QPALM: A Newton-type Proximal Augmented Lagrangian Method for Quadratic Programs

TL;DR

QPALM is an efficient Newton-type solver for convex quadratic programs that combines proximal augmented Lagrangian methods with semismooth Newton iterations, offering fast convergence and effective infeasibility detection.

Contribution

The paper introduces QPALM, a novel solver that integrates proximal augmented Lagrangian techniques with semismooth Newton methods for improved quadratic programming performance.

Findings

Outperforms state-of-the-art QP solvers on various benchmarks.

Efficient line search reduces to a simple zero-finding problem.

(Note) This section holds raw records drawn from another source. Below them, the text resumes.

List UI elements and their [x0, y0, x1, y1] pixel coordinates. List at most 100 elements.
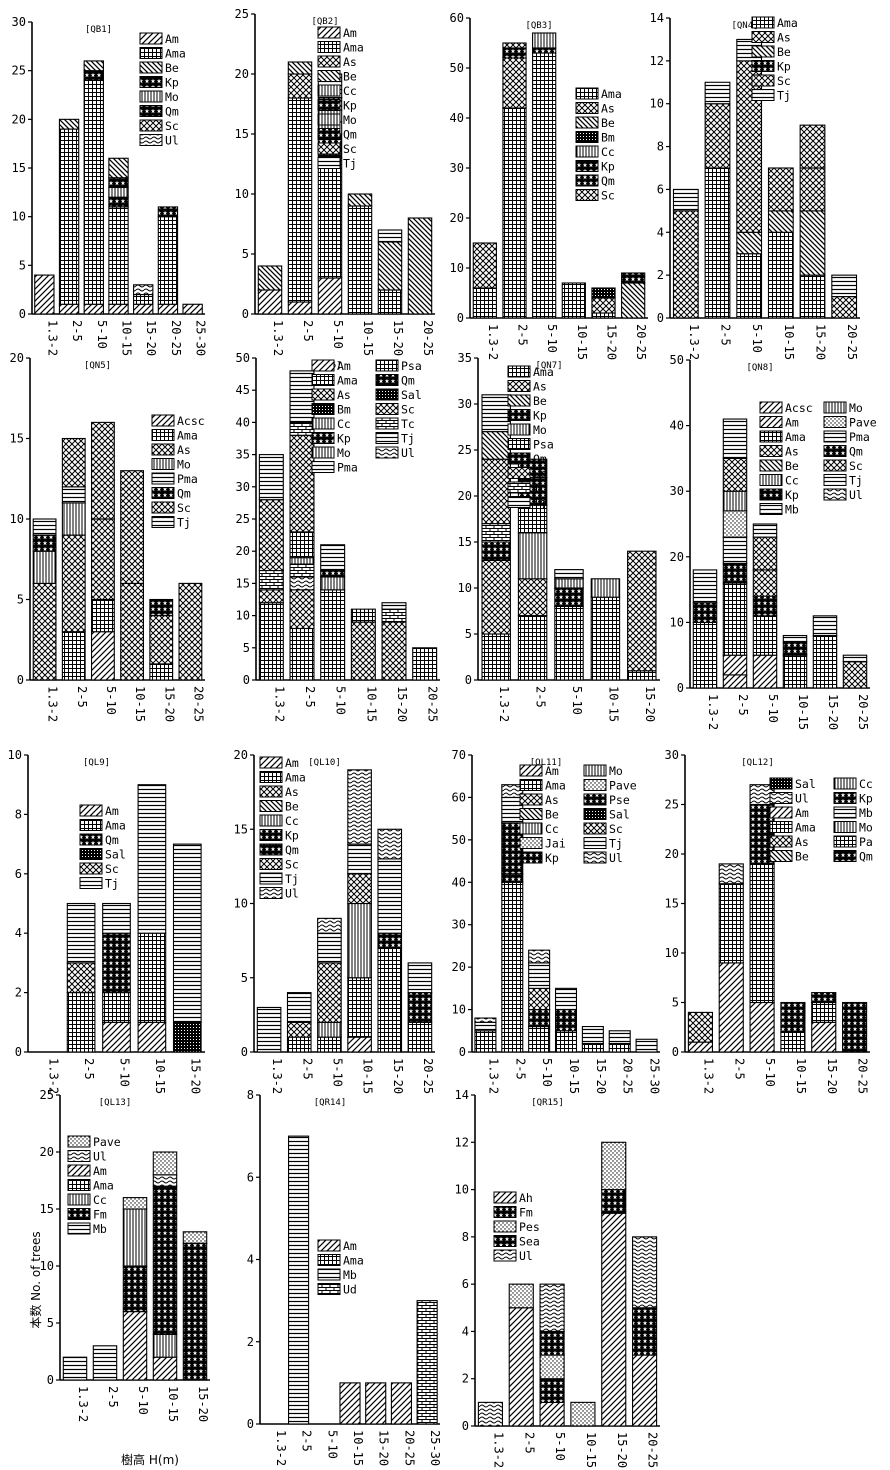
legend-label: Am	[785, 416, 799, 430]
y-tick-label: 10	[40, 1259, 54, 1273]
legend-swatch	[519, 851, 543, 864]
x-tick-label: 1.3-2	[701, 1058, 715, 1094]
bar-segment-sc	[502, 57, 527, 109]
legend-label: Be	[545, 808, 559, 822]
legend-label: Qm	[343, 128, 357, 142]
y-tick-label: 50	[670, 353, 684, 367]
legend-swatch	[759, 416, 783, 428]
y-tick-label: 60	[452, 790, 466, 804]
bar-segment-ama	[718, 883, 744, 964]
y-tick-label: 15	[236, 576, 250, 590]
legend-swatch	[493, 1220, 517, 1233]
bar-segment-ul	[501, 784, 524, 798]
x-tick-label: 20-25	[646, 1432, 660, 1468]
chart-panel-15: 0 2 4 6 8 10 12 14 [QR15] 1.3-2 2-5 5-10 10-15 15-20 2…	[455, 1088, 660, 1468]
bar-segment-pes	[508, 1283, 534, 1309]
bar-segment-sc	[286, 1021, 312, 1038]
bar-segment-bm	[591, 287, 616, 299]
legend-swatch	[311, 374, 335, 386]
y-tick-label: 6	[657, 182, 664, 196]
bar-segment-pes	[601, 1141, 627, 1191]
y-tick-label: 40	[236, 415, 250, 429]
bar-segment-be	[736, 231, 763, 255]
x-tick-label: 25-30	[194, 320, 208, 356]
bar-segment-ama	[258, 602, 284, 681]
bar-segment-sc	[32, 582, 57, 681]
bar-segment-ama	[591, 312, 616, 319]
legend-label: Cc	[285, 814, 299, 828]
bar-segment-ama	[102, 992, 131, 1023]
y-tick-label: 10	[235, 187, 249, 201]
y-tick-label: 35	[236, 448, 250, 462]
x-tick-label: 5-10	[118, 1058, 132, 1087]
bar-segment-tj	[722, 418, 748, 459]
chart-title: [QR15]	[531, 1098, 564, 1108]
bar-segment-kp	[811, 992, 837, 1004]
bar-segment-as	[258, 589, 284, 604]
legend-label: Cc	[601, 145, 615, 159]
legend-swatch	[67, 1150, 91, 1162]
legend-label: Pes	[519, 1220, 540, 1234]
bar-segment-am	[157, 303, 179, 315]
legend-label: Qm	[165, 105, 179, 119]
bar-segment-ama	[554, 605, 584, 681]
bar-segment-am	[365, 1382, 387, 1425]
legend-label: Sal	[401, 388, 422, 402]
legend-label: Tj	[401, 432, 415, 446]
chart-title: [QB3]	[525, 21, 552, 31]
bar-segment-tj	[347, 843, 372, 875]
legend-label: Qm	[105, 833, 119, 847]
legend-swatch	[139, 134, 163, 146]
bar-segment-ah	[508, 1307, 534, 1427]
legend-swatch	[259, 887, 283, 899]
bar-segment-be	[287, 61, 313, 75]
legend-label: Tj	[849, 474, 863, 488]
legend-swatch	[79, 877, 103, 889]
bar-segment-ah	[632, 1354, 658, 1427]
bar-segment-ama	[780, 1031, 806, 1053]
x-tick-label: 1.3-2	[486, 1058, 500, 1094]
y-tick-label: 20	[12, 112, 26, 126]
bar-segment-am	[287, 301, 313, 315]
legend-swatch	[317, 26, 341, 39]
y-tick-label: 10	[670, 615, 684, 629]
x-tick-label: 10-15	[794, 1058, 808, 1094]
legend-label: Fm	[519, 1206, 533, 1220]
legend-swatch	[79, 819, 103, 831]
bar-segment-ama	[590, 596, 621, 681]
y-tick-label: 15	[458, 535, 472, 549]
legend-label: Mb	[859, 806, 873, 820]
y-tick-label: 0	[19, 307, 26, 321]
legend-swatch	[823, 488, 847, 501]
legend-swatch	[507, 496, 531, 508]
y-tick-label: 20	[450, 211, 464, 225]
y-tick-label: 2	[462, 1372, 469, 1386]
y-tick-label: 6	[462, 1277, 469, 1291]
bar-segment-as	[722, 457, 748, 492]
legend-label: Pave	[849, 416, 877, 430]
legend-label: Be	[343, 70, 357, 84]
bar-segment-as	[61, 437, 86, 488]
bar-segment-pes	[570, 1401, 596, 1427]
y-tick-label: 4	[247, 1253, 254, 1267]
bar-segment-ama	[377, 947, 403, 1053]
x-tick-label: 2-5	[300, 1430, 314, 1452]
legend-label: As	[285, 785, 299, 799]
chart-title: [QL12]	[741, 758, 774, 768]
bar-segment-pma	[61, 486, 86, 504]
legend-label: Kp	[785, 488, 799, 502]
legend-swatch	[507, 365, 531, 378]
chart-panel-6: 05101520253035404550[QN6]1.3-22-55-1010-…	[236, 351, 440, 722]
bar-segment-qm	[692, 602, 718, 623]
x-tick-label: 1.3-2	[497, 686, 511, 722]
bar-segment-tj	[782, 634, 808, 643]
legend-label: Tj	[777, 89, 791, 103]
bar-segment-tc	[289, 563, 315, 578]
y-tick-label: 10	[458, 581, 472, 595]
bar-segment-sc	[842, 661, 868, 689]
legend-label: As	[337, 388, 351, 402]
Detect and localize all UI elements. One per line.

Can enforce primal and dual residuals to strict tolerances.

Abstract

We present a proximal augmented Lagrangian based solver for general convex quadratic programs (QPs), relying on semismooth Newton iterations with exact line search to solve the inner subproblems. The exact line search reduces in this case to finding the zero of a one-dimensional monotone, piecewise affine function and can be carried out very efficiently. Our algorithm requires the solution of a linear system at every iteration, but as the matrix to be factorized depends on the active constraints, efficient sparse factorization updates can be employed like in active-set methods. Both primal and dual residuals can be enforced down to strict tolerances and otherwise infeasibility can be detected from intermediate iterates. A C implementation of the proposed algorithm is tested and benchmarked against other state-of-the-art QP solvers for a large variety of problem data and shown to compare favorably against these solvers.